7. A system operable to identify and sort materials of different plastics, the system comprising:
an illumination module operable to emit light at materials of different plastics, wherein the illumination module comprises a terahertz infrared broadband emission source operable to emit light;
an imaging module comprising a terahertz infrared detector coupled to a prism, wherein the prism is positioned to contact each of the materials in the absence of any force exerted on the prism and the materials to render the contact, wherein the terahertz infrared detector is configured to detect light from the illumination module reflected by the materials of different plastics, wherein the terahertz infrared detector is operable to convert detected light into terahertz signal, wherein the prism renders attenuated total reflection; and
a data acquisition module comprising a terahertz signal processing unit operable to generate a time domain data from the terahertz signal, wherein the materials of different plastics are identifiable from one or more properties of the materials of different plastics calculated using the time domain data.
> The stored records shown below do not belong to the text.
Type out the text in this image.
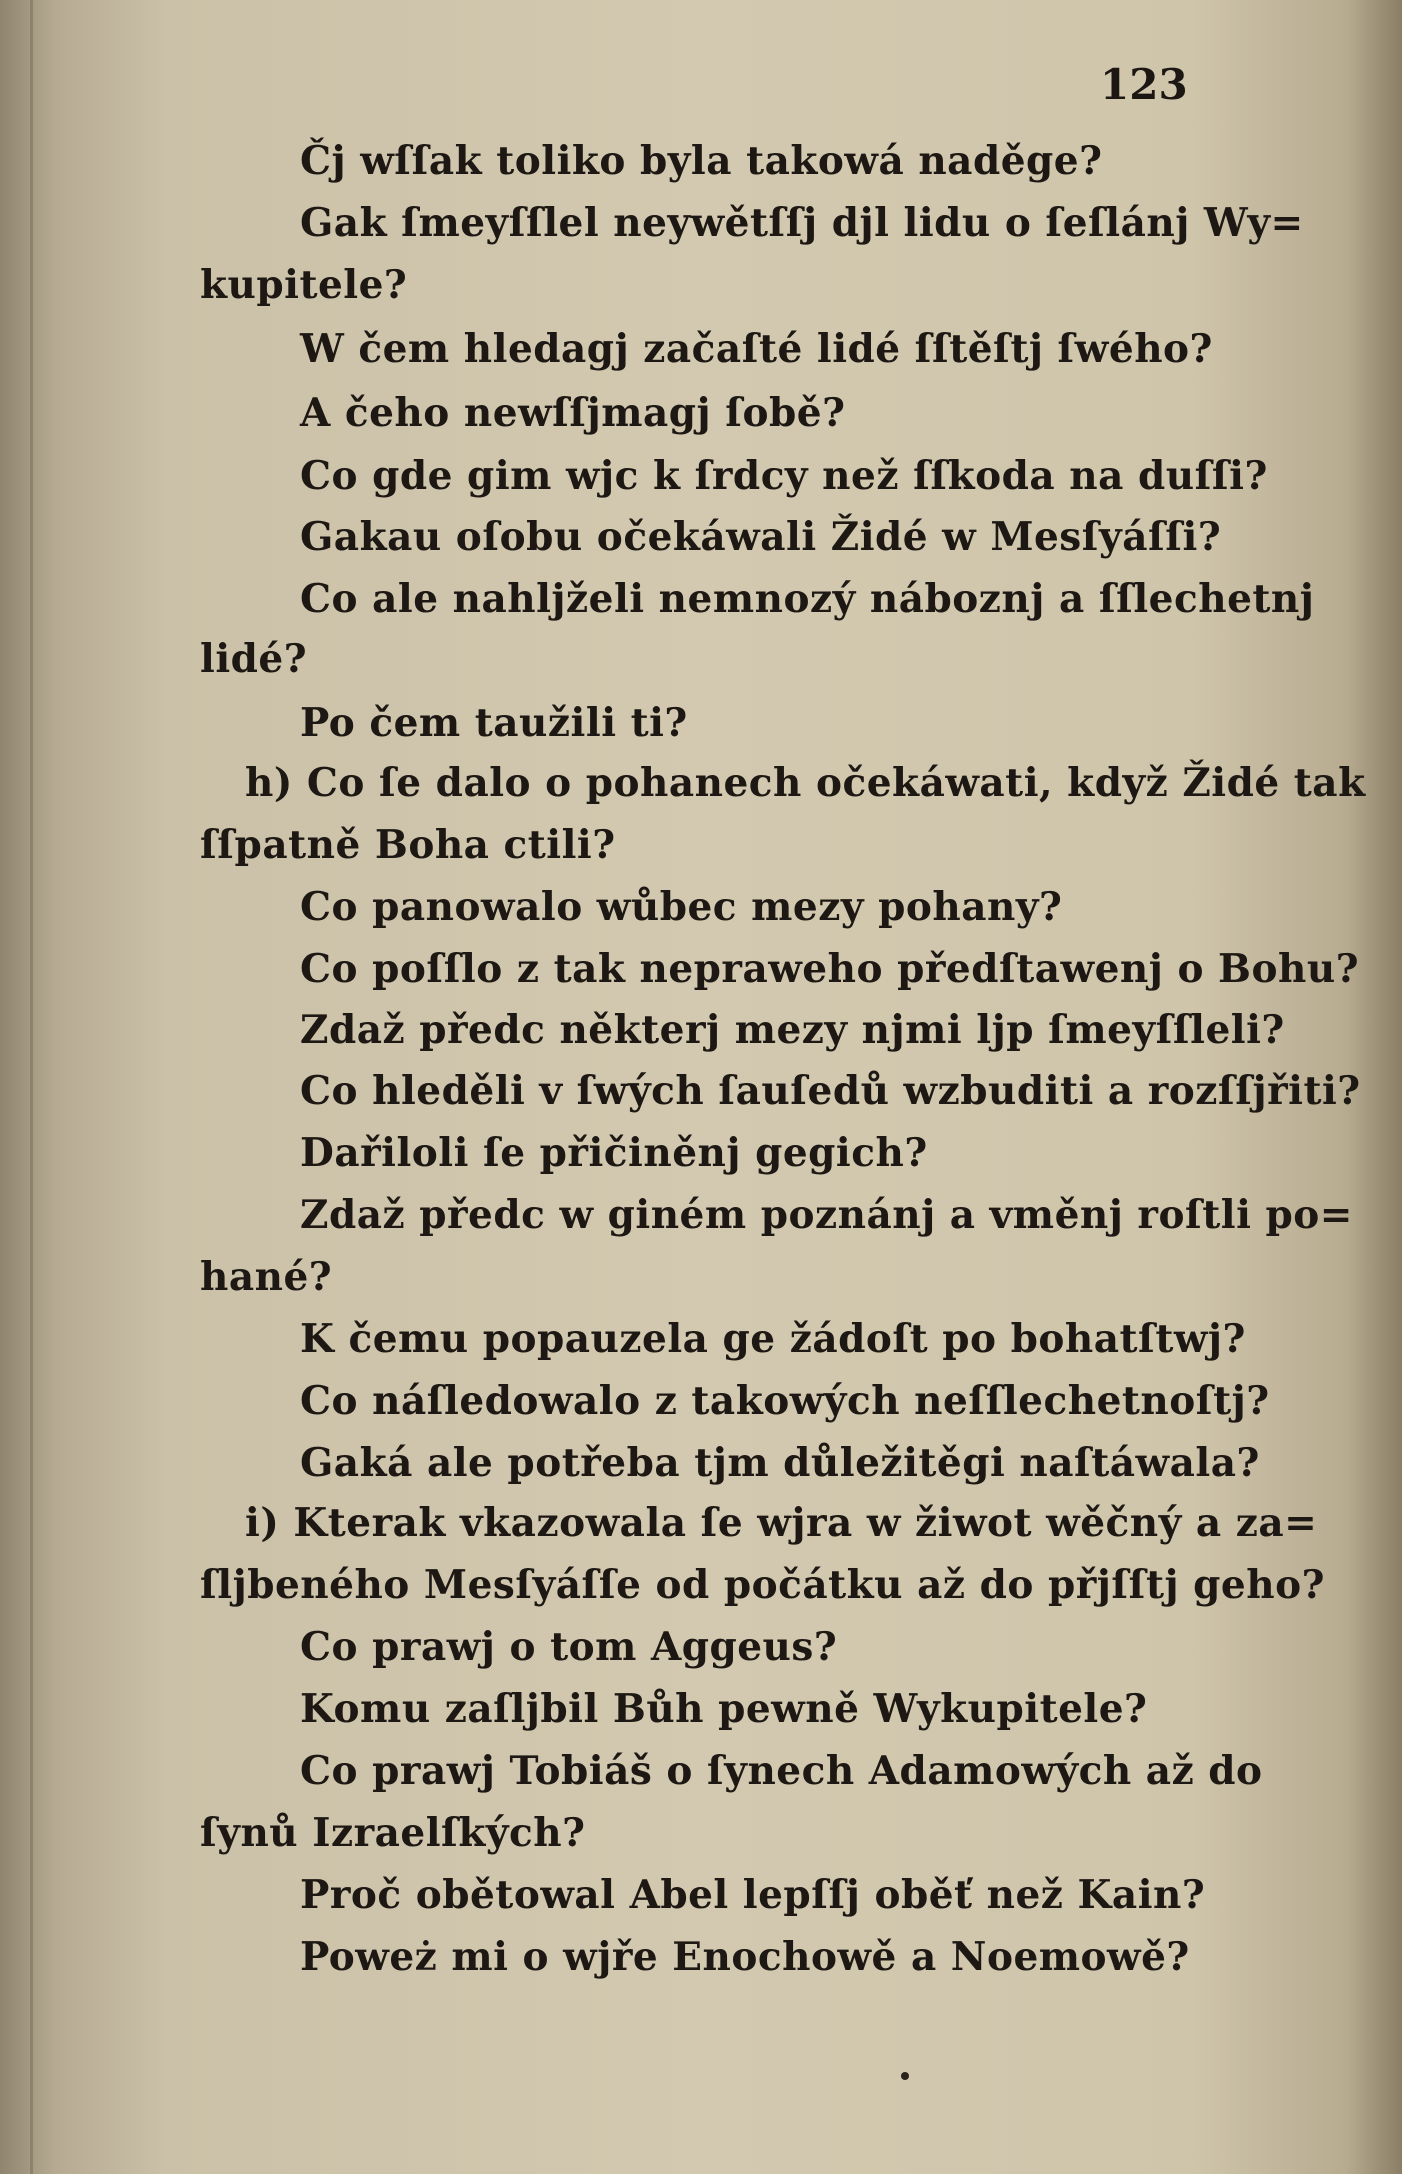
123
Čj wſſak toliko byla takowá naděge?
Gak ſmeyſſlel neywětſſj djl lidu o ſeſlánj Wy=
kupitele?
W čem hledagj začaſté lidé ſſtěſtj ſwého?
A čeho newſſjmagj ſobě?
Co gde gim wjc k ſrdcy než ſſkoda na duſſi?
Gakau oſobu očekáwali Židé w Mesſyáſſi?
Co ale nahljželi nemnozý náboznj a ſſlechetnj
lidé?
Po čem taužili ti?
h) Co ſe dalo o pohanech očekáwati, když Židé tak
ſſpatně Boha ctili?
Co panowalo wůbec mezy pohany?
Co poſſlo z tak nepraweho předſtawenj o Bohu?
Zdaž předc některj mezy njmi ljp ſmeyſſleli?
Co hleděli v ſwých ſauſedů wzbuditi a rozſſjřiti?
Dařiloli ſe přičiněnj gegich?
Zdaž předc w giném poznánj a vměnj roſtli po=
hané?
K čemu popauzela ge žádoſt po bohatſtwj?
Co náſledowalo z takowých neſſlechetnoſtj?
Gaká ale potřeba tjm důležitěgi naſtáwala?
i) Kterak vkazowala ſe wjra w žiwot wěčný a za=
ſljbeného Mesſyáſſe od počátku až do přjſſtj geho?
Co prawj o tom Aggeus?
Komu zaſljbil Bůh pewně Wykupitele?
Co prawj Tobiáš o ſynech Adamowých až do
ſynů Izraelſkých?
Proč obětowal Abel lepſſj oběť než Kain?
Poweż mi o wjře Enochowě a Noemowě?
8. The system of claim 7, wherein the terahertz infrared broadband emission source is operable to emit light having a frequency of 0.1 THz to 10 THz.
9. The system of claim 7, wherein the prism comprises silicon, sapphire, Teflon, and/or polypropylene.
10. The system of claim 7, wherein the prism has a resistivity of 7 kΩ-cm or more.
11. The system of claim 7, wherein the prism is positioned in a path which the light emitted from the terahertz infrared broadband emission source travels to the materials of different plastics.
12. The system of claim 7, wherein the data acquisition module is operable to identify a terahertz signal which corresponds to a prism-air interface from the time domain data and discounting the terahertz signal corresponding to the prism-air interface from one or more other terahertz signals to identify one or more terahertz signals respectively corresponding to the materials of different plastics.
13. The system of claim 7, further comprising:
a conveyer module which conveys the materials of different plastics from one point to another; and
an electronic module operable to continuously adjust the terahertz infrared broadband emission source and the terahertz infrared detector, to a position along the conveyer module for
(i) the terahertz infrared broadband emission source to emit light at one or more of the materials and
(ii) the terahertz infrared detector to detect the light reflected by the materials of different plastics.
14. The system of claim 7, further comprising a machine learning module trainable to identify the materials of different plastics and have the conveyer module categorize the materials of different plastics for sorting.
15. The system of claim 7, wherein the one or more properties comprise refractive index of a plastic, absorption coefficient of a plastic, and/or dielectric constant of a plastic.
16. A plastic sorting system comprising the system of claim 1 and the system of claim 7.
17. A method of identifying and sorting materials of different plastics, the method comprising:
operating the illumination module in a system of claim 1 or claim 7 to emit light at materials of different plastics;
configuring the imaging module in a system of claim 1 or claim 7 to detect light from the illumination module reflected by the materials of different plastics; and
having the data acquisition module in a system of claim 1 generate hyperspectral data and thermal imaging data for identifying the materials of different plastics or having the data acquisition module in a system of claim 7 generate a time domain data for identifying the materials of different plastics.